Les auteurs se réfèrent à l'Annuaire statistique
de l'Algérie indépendante. Ils montrent que l'enseignement
primaire des musulmans n'a démarré qu'après la
guerre de 1914 et a connu de véritables accélérations
en 1945, 1954 et 1958.
Les chiffres
de 1961
Les chiffres sont les suivants: 24 000
élèves en 1900, 45 000 en 1920, 129 000 en 1945, 306 000
en 1954, 450 500 en 1958, 695 000 en 1960 dont 37 `Vo de filles.
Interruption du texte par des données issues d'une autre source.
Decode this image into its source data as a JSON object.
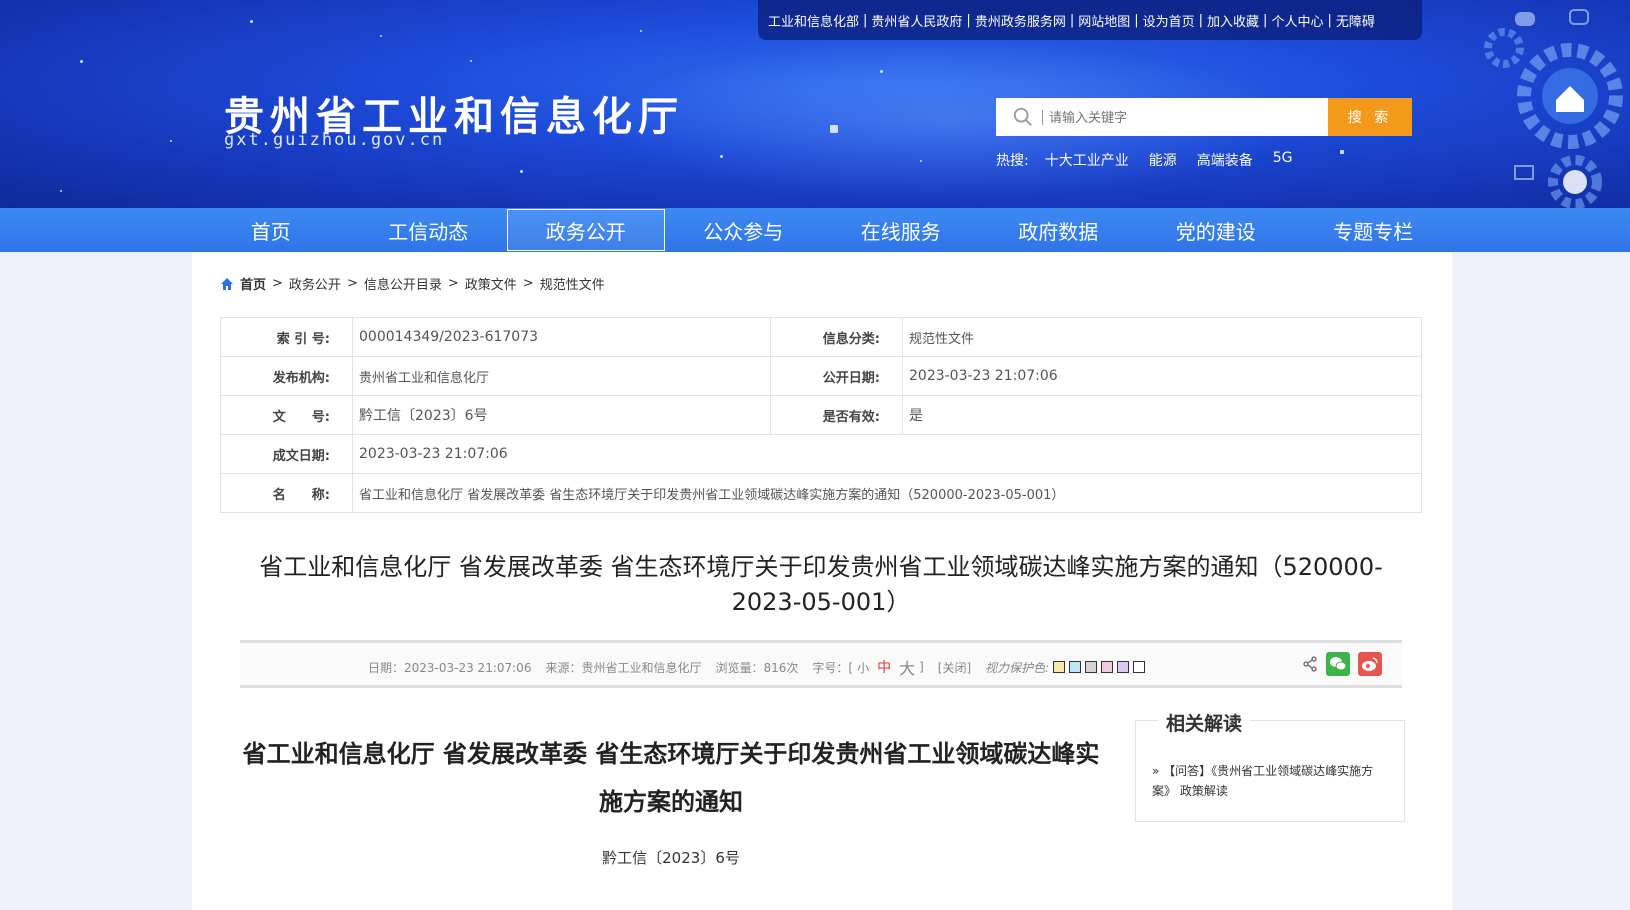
{
  "topbar": {
    "links": [
      "工业和信息化部",
      "贵州省人民政府",
      "贵州政务服务网",
      "网站地图",
      "设为首页",
      "加入收藏",
      "个人中心",
      "无障碍"
    ]
  },
  "site": {
    "title": "贵州省工业和信息化厅",
    "domain": "gxt.guizhou.gov.cn"
  },
  "search": {
    "placeholder": "请输入关键字",
    "button": "搜 索",
    "hot_label": "热搜:",
    "hot_terms": [
      "十大工业产业",
      "能源",
      "高端装备",
      "5G"
    ]
  },
  "nav": {
    "items": [
      "首页",
      "工信动态",
      "政务公开",
      "公众参与",
      "在线服务",
      "政府数据",
      "党的建设",
      "专题专栏"
    ],
    "active_index": 2
  },
  "breadcrumb": {
    "items": [
      "首页",
      "政务公开",
      "信息公开目录",
      "政策文件",
      "规范性文件"
    ],
    "separator": ">"
  },
  "info": {
    "index_no_label": "索 引 号:",
    "index_no": "000014349/2023-617073",
    "category_label": "信息分类:",
    "category": "规范性文件",
    "publisher_label": "发布机构:",
    "publisher": "贵州省工业和信息化厅",
    "public_date_label": "公开日期:",
    "public_date": "2023-03-23 21:07:06",
    "doc_no_label": "文　　号:",
    "doc_no": "黔工信〔2023〕6号",
    "valid_label": "是否有效:",
    "valid": "是",
    "created_label": "成文日期:",
    "created": "2023-03-23 21:07:06",
    "name_label": "名　　称:",
    "name": "省工业和信息化厅 省发展改革委 省生态环境厅关于印发贵州省工业领域碳达峰实施方案的通知（520000-2023-05-001）"
  },
  "doc": {
    "title": "省工业和信息化厅 省发展改革委 省生态环境厅关于印发贵州省工业领域碳达峰实施方案的通知（520000-2023-05-001）"
  },
  "meta": {
    "date": "日期：2023-03-23 21:07:06",
    "source": "来源：贵州省工业和信息化厅",
    "views": "浏览量：816次",
    "font_label": "字号：[",
    "font_small": "小",
    "font_mid": "中",
    "font_big": "大",
    "font_end": "]",
    "close": "[关闭]",
    "eye_label": "视力保护色:",
    "swatch_colors": [
      "#f5e9a8",
      "#bfe4f5",
      "#d4d4d4",
      "#f3c9dc",
      "#dcc9f0",
      "#ffffff"
    ]
  },
  "article": {
    "title": "省工业和信息化厅 省发展改革委 省生态环境厅关于印发贵州省工业领域碳达峰实施方案的通知",
    "doc_no": "黔工信〔2023〕6号"
  },
  "related": {
    "title": "相关解读",
    "items": [
      "» 【问答】《贵州省工业领域碳达峰实施方案》 政策解读"
    ]
  },
  "colors": {
    "header_blue": "#1d4ad8",
    "nav_blue": "#3d8af3",
    "search_orange": "#f39a1d",
    "wechat_green": "#3bb44a",
    "weibo_red": "#e6554e"
  }
}
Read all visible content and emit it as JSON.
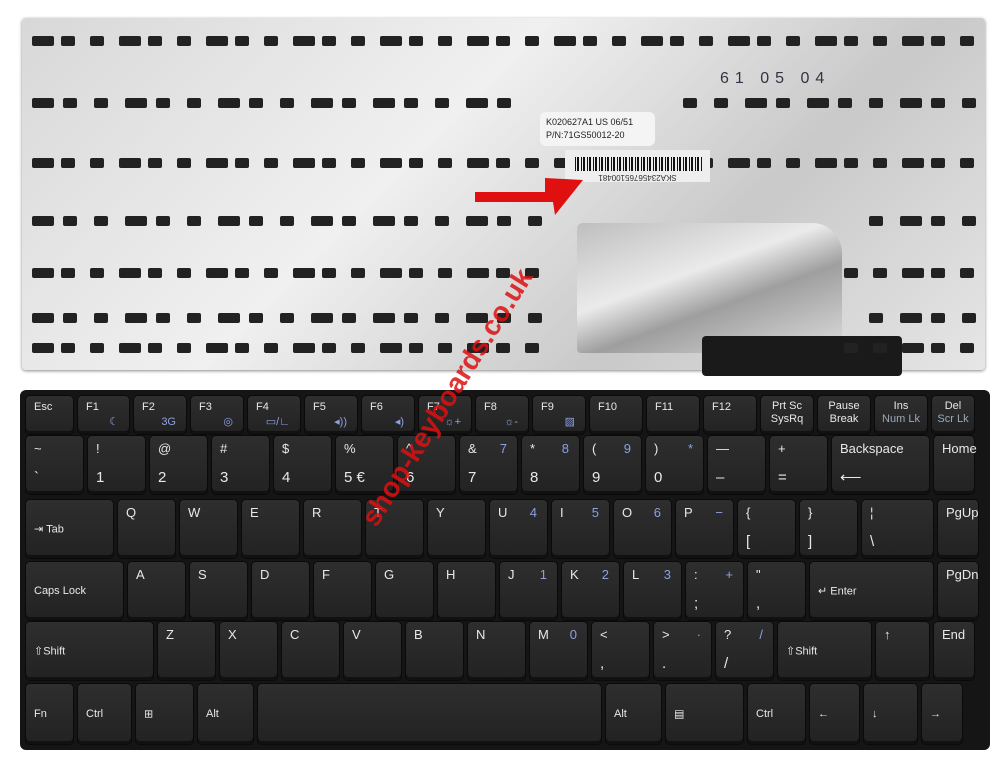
{
  "photo": {
    "sticker": {
      "line1": "K020627A1 US 06/51",
      "line2": "P/N:71GS50012-20"
    },
    "barcode_text": "SKA23456765100481",
    "handwritten": "61 05 04",
    "watermark": "shop-keyboards.co.uk",
    "colors": {
      "plate": "#d8d8d8",
      "keys": "#222222",
      "fn_label": "#8da0e0",
      "arrow": "#e01010",
      "watermark": "#d11111"
    }
  },
  "keyboard": {
    "rows": [
      [
        {
          "t": "Esc"
        },
        {
          "t": "F1",
          "s": "☾"
        },
        {
          "t": "F2",
          "s": "3G"
        },
        {
          "t": "F3",
          "s": "◎"
        },
        {
          "t": "F4",
          "s": "▭/∟"
        },
        {
          "t": "F5",
          "s": "◂))"
        },
        {
          "t": "F6",
          "s": "◂)"
        },
        {
          "t": "F7",
          "s": "☼+"
        },
        {
          "t": "F8",
          "s": "☼-"
        },
        {
          "t": "F9",
          "s": "▨"
        },
        {
          "t": "F10"
        },
        {
          "t": "F11"
        },
        {
          "t": "F12"
        },
        {
          "t": "Prt Sc",
          "b": "SysRq"
        },
        {
          "t": "Pause",
          "b": "Break"
        },
        {
          "t": "Ins",
          "s": "Num Lk"
        },
        {
          "t": "Del",
          "s": "Scr Lk"
        }
      ],
      [
        {
          "t": "~",
          "b": "`"
        },
        {
          "t": "!",
          "b": "1"
        },
        {
          "t": "@",
          "b": "2"
        },
        {
          "t": "#",
          "b": "3"
        },
        {
          "t": "$",
          "b": "4"
        },
        {
          "t": "%",
          "b": "5 €"
        },
        {
          "t": "^",
          "b": "6"
        },
        {
          "t": "&",
          "b": "7",
          "s": "7"
        },
        {
          "t": "*",
          "b": "8",
          "s": "8"
        },
        {
          "t": "(",
          "b": "9",
          "s": "9"
        },
        {
          "t": ")",
          "b": "0",
          "s": "*"
        },
        {
          "t": "—",
          "b": "–"
        },
        {
          "t": "+",
          "b": "="
        },
        {
          "t": "Backspace",
          "b": "⟵"
        },
        {
          "t": "Home"
        }
      ],
      [
        {
          "t": "⇥ Tab"
        },
        {
          "t": "Q"
        },
        {
          "t": "W"
        },
        {
          "t": "E"
        },
        {
          "t": "R"
        },
        {
          "t": "T"
        },
        {
          "t": "Y"
        },
        {
          "t": "U",
          "s": "4"
        },
        {
          "t": "I",
          "s": "5"
        },
        {
          "t": "O",
          "s": "6"
        },
        {
          "t": "P",
          "s": "−"
        },
        {
          "t": "{",
          "b": "["
        },
        {
          "t": "}",
          "b": "]"
        },
        {
          "t": "¦",
          "b": "\\"
        },
        {
          "t": "PgUp"
        }
      ],
      [
        {
          "t": "Caps Lock"
        },
        {
          "t": "A"
        },
        {
          "t": "S"
        },
        {
          "t": "D"
        },
        {
          "t": "F"
        },
        {
          "t": "G"
        },
        {
          "t": "H"
        },
        {
          "t": "J",
          "s": "1"
        },
        {
          "t": "K",
          "s": "2"
        },
        {
          "t": "L",
          "s": "3"
        },
        {
          "t": ":",
          "b": ";",
          "s": "+"
        },
        {
          "t": "\"",
          "b": ","
        },
        {
          "t": "↵ Enter"
        },
        {
          "t": "PgDn"
        }
      ],
      [
        {
          "t": "⇧Shift"
        },
        {
          "t": "Z"
        },
        {
          "t": "X"
        },
        {
          "t": "C"
        },
        {
          "t": "V"
        },
        {
          "t": "B"
        },
        {
          "t": "N"
        },
        {
          "t": "M",
          "s": "0"
        },
        {
          "t": "<",
          "b": ","
        },
        {
          "t": ">",
          "b": ".",
          "s": "·"
        },
        {
          "t": "?",
          "b": "/",
          "s": "/"
        },
        {
          "t": "⇧Shift"
        },
        {
          "t": "↑"
        },
        {
          "t": "End"
        }
      ],
      [
        {
          "t": "Fn"
        },
        {
          "t": "Ctrl"
        },
        {
          "t": "⊞"
        },
        {
          "t": "Alt"
        },
        {
          "t": ""
        },
        {
          "t": "Alt"
        },
        {
          "t": "▤"
        },
        {
          "t": "Ctrl"
        },
        {
          "t": "←"
        },
        {
          "t": "↓"
        },
        {
          "t": "→"
        }
      ]
    ]
  }
}
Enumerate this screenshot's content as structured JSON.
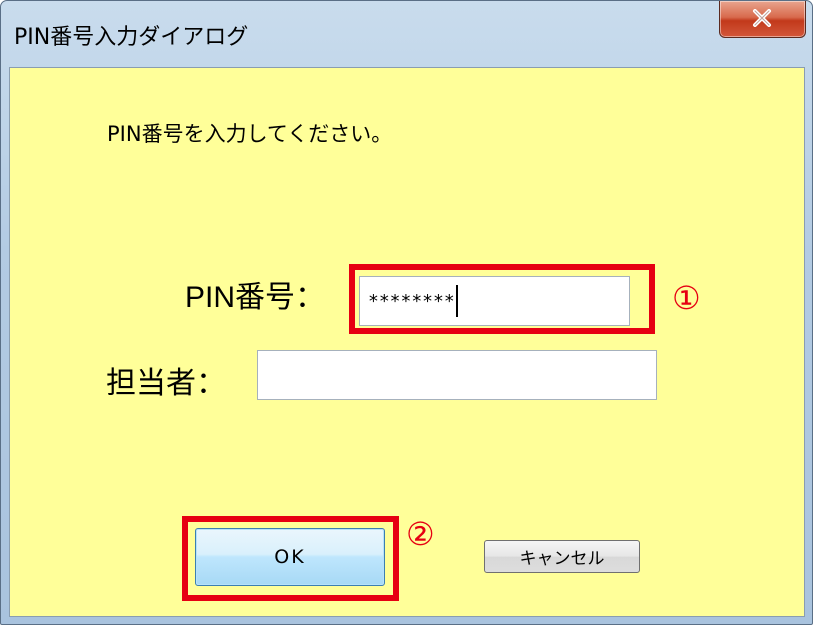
{
  "window": {
    "title": "PIN番号入力ダイアログ",
    "close_label": "x"
  },
  "dialog": {
    "prompt": "PIN番号を入力してください。",
    "pin_label": "PIN番号：",
    "pin_value": "********",
    "person_label": "担当者：",
    "person_value": "",
    "ok_label": "OK",
    "cancel_label": "キャンセル"
  },
  "annotations": {
    "marker_1": "①",
    "marker_2": "②",
    "highlight_color": "#e60012"
  },
  "colors": {
    "client_background": "#ffff99",
    "close_button": "#c2391b"
  },
  "icons": {
    "close": "close-icon"
  }
}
A ce
dernier chiffre il faut ajouter 183 500 élèves en formation
accélérée dans les 105 Centres sociaux éducatifs
(CSE) créés en 1956 par Germaine Tillion. Le pourcentage
des musulmans scolarisés dans le primaire public est passé
ainsi de 4 % en 1900 à 15,4 % en 1954 et 39,2 % en 1960 (sans
le privé et les écoles de l'armée). Les chiffres
publiés pour 1961 sont incomplets et l'ouvrage de 1981 ne traite
ni de l'enseignement secondaire, ni de l'enseignement supérieur,
qui tous deux ont souffert des retards accumulés dans l'enseignement
primaire.
Or les données de la rentrée de 1961 sont disponibles.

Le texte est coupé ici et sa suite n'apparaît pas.